Genome Res. 2025 Aug 25. doi: 10.1101/gr.279846.124.
Taxonomic sequence classification is a computational problem central to the study of metagenomics and evolution Advances in compressed indexing with the -index enable full-text pattern matching against large sequence collections. But the data structures that link pattern sequences to their clades of origin still do not scale well to large collections. Previous work proposed the document array profiles, which use () words of space where is the number of maximal-equal letter runs in the Burrows-Wheeler transform and is the number of distinct genomes. The linear dependence on is limiting, since real taxonomies can easily contain 10,000s of leaves or more. We propose a method called cliff compression that reduces this size by a large factor, over 250× when indexing the SILVA 16S rRNA gene database. This method uses Θ( log ) words of space in expectation under a random model we propose here. We implemented these ideas in an open source tool called Cliffy that performs efficient taxonomic classification of sequencing reads with respect to a compressed taxonomic index. When applied to simulated 16S rRNA reads, Cliffy's read-level accuracy is higher than Kraken2's by 11-18%. Clade abundances are also more accurately predicted by Cliffy compared to Kraken2 and Bracken. Overall, Cliffy is a fast and space-economical extension to compressed full-text indexes, enabling them to perform fast and accurate taxonomic classification queries. Cliffy's accuracy underscores the advantages of full-text indexes, which offer a more precise solution compared to -mer indexes designed for a specific value.

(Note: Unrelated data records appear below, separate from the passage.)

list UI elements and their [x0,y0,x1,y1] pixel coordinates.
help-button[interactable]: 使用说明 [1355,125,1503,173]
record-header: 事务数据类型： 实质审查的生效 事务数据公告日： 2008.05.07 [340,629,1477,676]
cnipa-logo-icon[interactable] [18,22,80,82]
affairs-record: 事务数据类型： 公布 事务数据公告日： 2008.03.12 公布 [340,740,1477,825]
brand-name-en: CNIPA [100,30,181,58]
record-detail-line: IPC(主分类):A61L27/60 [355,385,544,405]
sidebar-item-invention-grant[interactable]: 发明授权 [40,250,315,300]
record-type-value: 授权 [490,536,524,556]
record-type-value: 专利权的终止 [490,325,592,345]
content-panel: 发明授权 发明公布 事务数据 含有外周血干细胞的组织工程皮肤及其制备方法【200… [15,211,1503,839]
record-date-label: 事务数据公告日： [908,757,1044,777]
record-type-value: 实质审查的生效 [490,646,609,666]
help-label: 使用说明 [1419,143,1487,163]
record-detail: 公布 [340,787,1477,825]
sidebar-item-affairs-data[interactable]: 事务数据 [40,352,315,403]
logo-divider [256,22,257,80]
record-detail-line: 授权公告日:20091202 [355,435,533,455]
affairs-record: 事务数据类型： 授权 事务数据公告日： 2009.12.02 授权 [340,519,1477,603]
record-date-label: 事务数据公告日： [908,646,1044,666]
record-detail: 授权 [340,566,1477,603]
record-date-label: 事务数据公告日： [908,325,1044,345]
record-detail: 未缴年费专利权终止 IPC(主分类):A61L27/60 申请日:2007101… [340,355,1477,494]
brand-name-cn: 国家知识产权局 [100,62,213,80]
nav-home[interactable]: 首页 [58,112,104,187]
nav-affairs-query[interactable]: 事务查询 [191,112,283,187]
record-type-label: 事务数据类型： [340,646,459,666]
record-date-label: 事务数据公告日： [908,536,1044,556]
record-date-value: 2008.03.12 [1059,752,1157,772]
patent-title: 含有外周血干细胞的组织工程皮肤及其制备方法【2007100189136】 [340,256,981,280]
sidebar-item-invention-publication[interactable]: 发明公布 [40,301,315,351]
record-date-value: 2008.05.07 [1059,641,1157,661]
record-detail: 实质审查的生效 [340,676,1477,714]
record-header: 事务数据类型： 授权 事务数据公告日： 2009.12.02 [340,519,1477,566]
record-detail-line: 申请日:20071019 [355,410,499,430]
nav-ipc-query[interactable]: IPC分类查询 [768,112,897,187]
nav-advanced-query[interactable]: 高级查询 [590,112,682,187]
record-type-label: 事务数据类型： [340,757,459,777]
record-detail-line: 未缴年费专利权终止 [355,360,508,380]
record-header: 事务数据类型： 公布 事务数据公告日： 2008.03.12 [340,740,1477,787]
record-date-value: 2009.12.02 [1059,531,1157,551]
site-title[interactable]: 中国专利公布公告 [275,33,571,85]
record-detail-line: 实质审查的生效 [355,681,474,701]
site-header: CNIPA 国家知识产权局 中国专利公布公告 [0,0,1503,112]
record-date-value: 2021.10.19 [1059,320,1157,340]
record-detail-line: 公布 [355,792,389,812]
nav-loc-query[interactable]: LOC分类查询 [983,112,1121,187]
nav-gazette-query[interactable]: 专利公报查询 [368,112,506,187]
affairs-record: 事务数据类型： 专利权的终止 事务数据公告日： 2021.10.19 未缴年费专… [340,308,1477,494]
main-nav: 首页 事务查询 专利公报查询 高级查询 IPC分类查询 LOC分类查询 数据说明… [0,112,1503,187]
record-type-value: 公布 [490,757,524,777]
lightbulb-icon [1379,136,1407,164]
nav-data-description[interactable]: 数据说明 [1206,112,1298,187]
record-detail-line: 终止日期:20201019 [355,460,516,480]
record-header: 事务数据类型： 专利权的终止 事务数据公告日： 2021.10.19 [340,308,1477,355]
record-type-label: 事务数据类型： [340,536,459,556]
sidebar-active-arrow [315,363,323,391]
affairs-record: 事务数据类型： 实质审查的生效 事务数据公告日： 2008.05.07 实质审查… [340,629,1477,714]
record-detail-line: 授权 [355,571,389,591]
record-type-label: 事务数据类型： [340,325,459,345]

分类序列分类是宏基因组学和进化研究的核心计算问题。基于后缀索引的压缩索引技术的进步使得能够对大型序列集合进行全文模式匹配。但是,将模式序列与其起源的进化枝联系起来的数据结构在处理大型集合时仍然扩展性不佳。先前的工作提出了文档数组概况,它使用(O(nw))个单词的空间,其中(n)是布罗伊登-惠勒变换中最大相等字母游程的数量,(w)是不同基因组的数量。对(w)的线性依赖是有局限性的,因为实际的分类法很容易包含数以万计的叶子或更多。我们提出了一种称为悬崖压缩的方法,该方法可以将这个大小大幅减小,在索引SILVA 16S rRNA基因数据库时减小超过250倍。在此提出的随机模型下,该方法预期使用(\Theta(n\log n))个单词的空间。我们在一个名为Cliffy的开源工具中实现了这些想法,该工具针对压缩分类索引对测序读数进行高效的分类。当应用于模拟的16S rRNA读数时,Cliffy的读数级准确率比Kraken2高11%-18%。与Kraken2和Bracken相比,Cliffy对进化枝丰度的预测也更准确。总体而言,Cliffy是对压缩全文索引的一种快速且节省空间的扩展,使其能够执行快速准确的分类查询。Cliffy的准确性突出了全文索引的优势,与为特定(k)值设计的(k)-mer索引相比,全文索引提供了更精确的解决方案。